In bars and taverns across Nebraska, players are pumping money into a video game that looks like a slot machine, sounds like a slot machine and promises thousand-dollar jackpots like a slot machine.
But the flashy game known as Bank Shot is not a slot machine.
Upon that everyone can agree.
Beyond that lie confusion and consternation.
Opponents of the machine say it violates the spirit of Nebraska’s gambling laws and unfairly competes with existing games, such as pickle cards and keno.
Law enforcement officials say an investigation into the machines proved inconclusive, as two experts disagreed about their legality.
The makers of the machine counter that it is a game of skill that is no different from a game of Trivial Pursuit or a dart tournament sponsored by a bar or tavern. They also argue that the video game was carefully constructed to comply with Nebraska law.
“It’s a puzzle game.
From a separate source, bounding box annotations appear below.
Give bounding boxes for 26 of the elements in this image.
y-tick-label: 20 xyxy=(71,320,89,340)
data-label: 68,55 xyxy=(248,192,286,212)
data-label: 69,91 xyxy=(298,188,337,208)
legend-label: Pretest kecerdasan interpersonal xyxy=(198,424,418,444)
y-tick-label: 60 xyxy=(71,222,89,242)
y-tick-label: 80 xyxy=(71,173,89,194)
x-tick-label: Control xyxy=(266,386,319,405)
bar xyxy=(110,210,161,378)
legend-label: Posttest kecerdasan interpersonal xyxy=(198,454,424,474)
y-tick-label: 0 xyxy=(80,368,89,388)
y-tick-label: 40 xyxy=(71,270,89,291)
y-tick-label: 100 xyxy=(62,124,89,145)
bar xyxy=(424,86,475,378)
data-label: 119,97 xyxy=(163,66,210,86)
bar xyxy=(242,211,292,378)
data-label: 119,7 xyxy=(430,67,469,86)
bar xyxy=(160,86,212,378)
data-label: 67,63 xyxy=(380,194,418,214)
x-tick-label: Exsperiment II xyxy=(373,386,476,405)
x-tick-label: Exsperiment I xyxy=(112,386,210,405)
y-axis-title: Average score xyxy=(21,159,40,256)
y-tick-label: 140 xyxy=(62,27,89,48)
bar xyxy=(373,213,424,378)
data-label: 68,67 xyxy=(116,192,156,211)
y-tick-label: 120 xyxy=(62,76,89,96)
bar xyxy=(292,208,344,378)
It’s not a relaxing, hit a button and wait for something to happen game,” said John Fox, president of the game developer, American Amusements Inc. in Bellevue.
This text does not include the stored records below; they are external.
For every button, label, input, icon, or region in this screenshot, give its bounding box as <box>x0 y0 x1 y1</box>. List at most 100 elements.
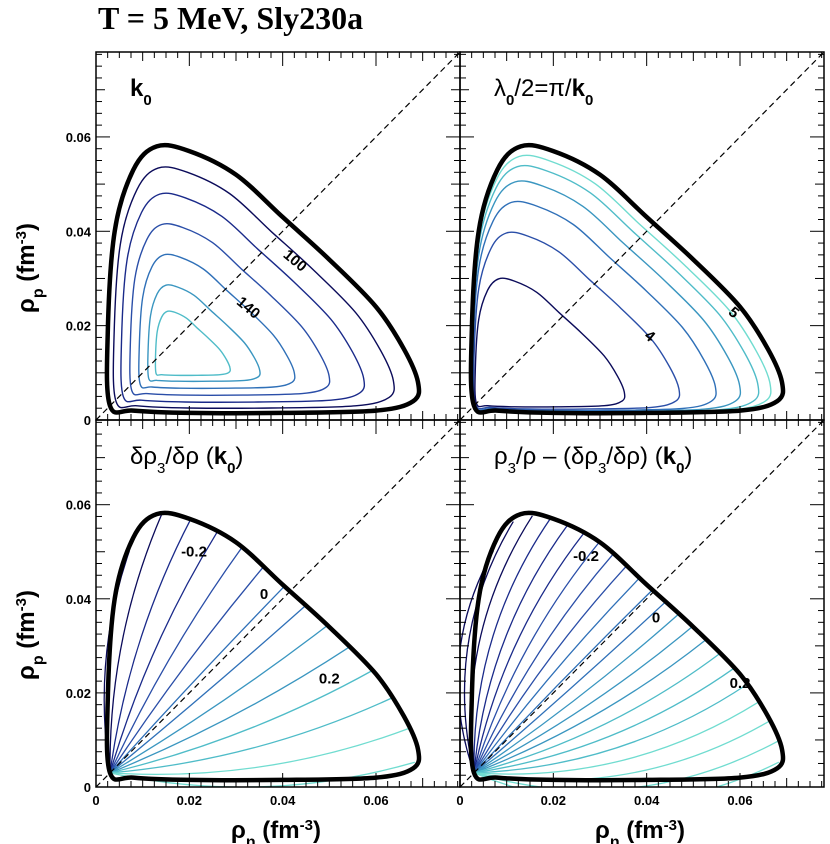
contour-line <box>473 740 779 787</box>
contour-line <box>473 667 735 774</box>
contour-line <box>463 521 514 774</box>
x-tick-label: 0 <box>92 793 99 808</box>
contour-line <box>109 646 350 774</box>
contour-line <box>473 720 771 781</box>
spinodal-boundary <box>104 510 422 783</box>
contour-line <box>473 613 680 774</box>
panel-label: k0 <box>130 75 152 109</box>
symmetric-diagonal <box>96 52 460 420</box>
panel-label-part: ) <box>235 443 243 470</box>
contour-line <box>471 200 717 412</box>
contour-line <box>109 514 163 773</box>
contour-label: 5 <box>725 304 742 322</box>
panel-label-part: 0 <box>585 92 593 109</box>
x-axis-title-left: ρn (fm-3) <box>231 817 321 844</box>
figure-title: T = 5 MeV, Sly230a <box>98 0 363 36</box>
panel-label-part: 0 <box>143 92 151 109</box>
contour-line <box>473 589 653 774</box>
panel-label-part: k <box>663 443 677 470</box>
axis-unit: (fm <box>620 817 664 844</box>
y-tick-label: 0 <box>84 780 91 795</box>
axis-unit: (fm <box>13 244 40 288</box>
panel-label-part: ) <box>684 443 692 470</box>
contour-line <box>129 223 331 396</box>
y-tick-label: 0.04 <box>66 224 92 239</box>
axis-subscript: p <box>30 288 47 298</box>
panel-label-part: 3 <box>508 460 516 477</box>
panel-label-part: 3 <box>157 460 165 477</box>
panel-label-part: δρ <box>130 443 157 470</box>
contour-line <box>109 727 410 776</box>
contour-line <box>109 566 264 774</box>
x-tick-label: 0.04 <box>270 793 296 808</box>
contour-label: -0.2 <box>573 548 599 565</box>
spinodal-boundary <box>104 142 422 416</box>
panel-plot-area: 54 <box>460 52 824 420</box>
panel-label-part: λ <box>494 75 506 102</box>
panel-label-part: /δρ) ( <box>606 443 662 470</box>
panel-plot-area: -0.2 0 0.2 <box>460 420 824 787</box>
contour-line <box>473 565 627 774</box>
panel-label: λ0/2=π/k0 <box>494 75 593 109</box>
contour-line <box>470 164 760 413</box>
contour-line <box>473 577 640 774</box>
axis-labels: ρn (fm-3) ρn (fm-3)ρp (fm-3)ρp (fm-3) <box>13 223 685 844</box>
y-axis-title-top: ρp (fm-3) <box>13 223 47 313</box>
panel-grid: 10014000.020.040.06k054λ0/2=π/k0-0.200.2… <box>66 51 825 808</box>
contour-line <box>109 605 307 774</box>
panel-label: δρ3/δρ (k0) <box>130 443 243 477</box>
axis-close: ) <box>13 590 40 598</box>
x-tick-label: 0.02 <box>541 793 566 808</box>
x-tick-label: 0.04 <box>634 793 660 808</box>
contour-line <box>109 519 192 773</box>
contour-line <box>473 525 568 773</box>
panel-frame <box>459 51 825 421</box>
y-tick-label: 0.06 <box>66 498 91 513</box>
panel-label-part: 0 <box>676 460 684 477</box>
contour-label: 0.2 <box>319 670 340 687</box>
contour-line <box>109 585 285 774</box>
contour-line <box>120 192 366 403</box>
y-tick-label: 0 <box>84 413 91 428</box>
contour-line <box>109 532 218 774</box>
contour-line <box>473 653 721 774</box>
contour-line <box>138 253 296 390</box>
contour-label: 0 <box>652 609 660 626</box>
contour-label: 0.2 <box>730 675 751 692</box>
contour-line <box>109 547 243 774</box>
panel-label-part: /2=π/ <box>514 75 572 102</box>
x-tick-label: 0 <box>456 793 463 808</box>
axis-exponent: -3 <box>13 231 30 244</box>
axis-symbol: ρ <box>13 298 40 313</box>
contour-label: 140 <box>233 293 263 322</box>
x-axis-title-right: ρn (fm-3) <box>595 817 685 844</box>
contour-line <box>473 601 667 774</box>
x-tick-label: 0.02 <box>177 793 202 808</box>
symmetric-diagonal <box>460 420 824 787</box>
axis-subscript: n <box>246 834 256 844</box>
contour-line <box>460 550 494 774</box>
contour-line <box>470 515 533 773</box>
contour-line <box>112 166 395 409</box>
axis-symbol: ρ <box>13 665 40 680</box>
panel-label-part: /δρ ( <box>165 443 213 470</box>
contour-line <box>473 553 614 774</box>
panel-drho3: -0.2 0 0.2 0 0.02 0.04 0.06 0 0.02 0.04 0.06 δρ3/δρ… <box>66 419 461 808</box>
contour-line <box>473 639 707 774</box>
panel-label-part: k <box>214 443 228 470</box>
spinodal-boundary <box>468 510 786 783</box>
contour-line <box>473 533 584 774</box>
contour-line <box>473 518 552 773</box>
panel-label-part: ρ <box>494 443 508 470</box>
y-tick-label: 0.04 <box>66 592 92 607</box>
contour-line <box>472 231 681 410</box>
contour-line <box>109 624 328 774</box>
axis-exponent: -3 <box>300 817 313 834</box>
contour-label: -0.2 <box>181 543 207 560</box>
symmetric-diagonal <box>460 52 824 420</box>
axis-close: ) <box>677 817 685 844</box>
Players are allowed to wager up to $4 a game, which can be played in seconds. The game offers a progressive jackpot. (All the games are tied together, and the jackpot is based upon how many games are played statewide.)
As of Friday, the game’s biggest jackpot was $17,000.
At issue is state law. Games of skill that are played for money in Nebraska are OK. But games of chance are prohibited unless expressly approved by the Nebraska Constitution.
The difficulty for law enforcement is in determining when a game requires more chance than skill, or more skill than chance.
Two different testing companies came to two different conclusions about Bank Shot after being asked to evaluate the game by the Nebraska State Patrol.
“We even have a debate among some of our people who have been working this for a long time,” said Maj. Mark Funkhouser, head of the State Patrol’s investigative services.
Funkhouser and others hope a legislative resolution to study the matter this fall will provide clarity. “We’re looking for some direction from the Legislature in how they want the current statutes to be interpreted and enforced,” said Funkhouser.
Nebraska has long resisted casino-style gambling. Voters and state lawmakers have repeatedly rejected efforts to bring slot machines and video poker machines into the state.
Only a few forms of gambling are legal, including keno, horse racing, bingo and pickle cards.
Funkhouser said Bank Shot is not the only video gambling device on the market that bills itself as a game of skill. There are others, but Bank Shot has attracted the most attention in recent months.
The game has grown considerably in the past year. There are currently 390 machines deployed across the state.
Jim Ritzman of the nonprofit Sowers Club thinks the game is biting into the club’s pickle card sales. The club is a business organization that sells pickle cards to boost its charitable contributions in the community.
Ritzman has complained about the machines to the Nebraska Lottery and Charitable Gaming Division. He has asked the division to rule on the legality of the machines, but a state official said they are waiting for the conclusion of the legislative study.
In the meantime, Ritzman said, he must compete with a game that pays no gambling tax.
“They’re letting these games proliferate throughout Nebraska. In the last two weeks, there have been probably 20 machines come into Lincoln,” said Ritzman. “We’re afraid that if these machines take off, it will decimate the pickle cards and the nonprofits.”
The game centers on nine pool balls arranged in a grid formation. The player pushes a button that starts the balls flashing quickly in various formations. The player then pushes “stop” on a particular pattern, which helps to determine whether or not a player wins.
There are 30,000 patterns of pool balls built into the game. About 27 patterns flash in a given minute.
Fox maintains that players become more skillful at spotting the winning patterns after playing the game for a period of time. Then, after players select a puzzle, they are then asked to use a “wild” ball to obtain one or more tic-tac-toe patterns within the puzzle.
Players can wager from 25 cents to $4 on a single game.
“A player can quickly develop skills to discern which puzzle to choose to win,” Fox said,
He argued that this was a game of skill similar to the “claw and grab” games that can be found in many arcades.
Fox also said American Amusements had the game tested in 2007 by an independent testing company before putting it on the market. Eclipse Compliance Testing determined that the game was based upon a player’s skill, Fox said.
Eclipse Compliance Testing was one of the companies used by the State Patrol when it conducted its tests this spring.
Fox said he has agreed to cooperate with any additional tests requested by the state. He said he simply wants all questions about the machine to be resolved.
“This game has had more tests, more scrutiny by third parties than all other coin-operated machines in this state together,” said Fox.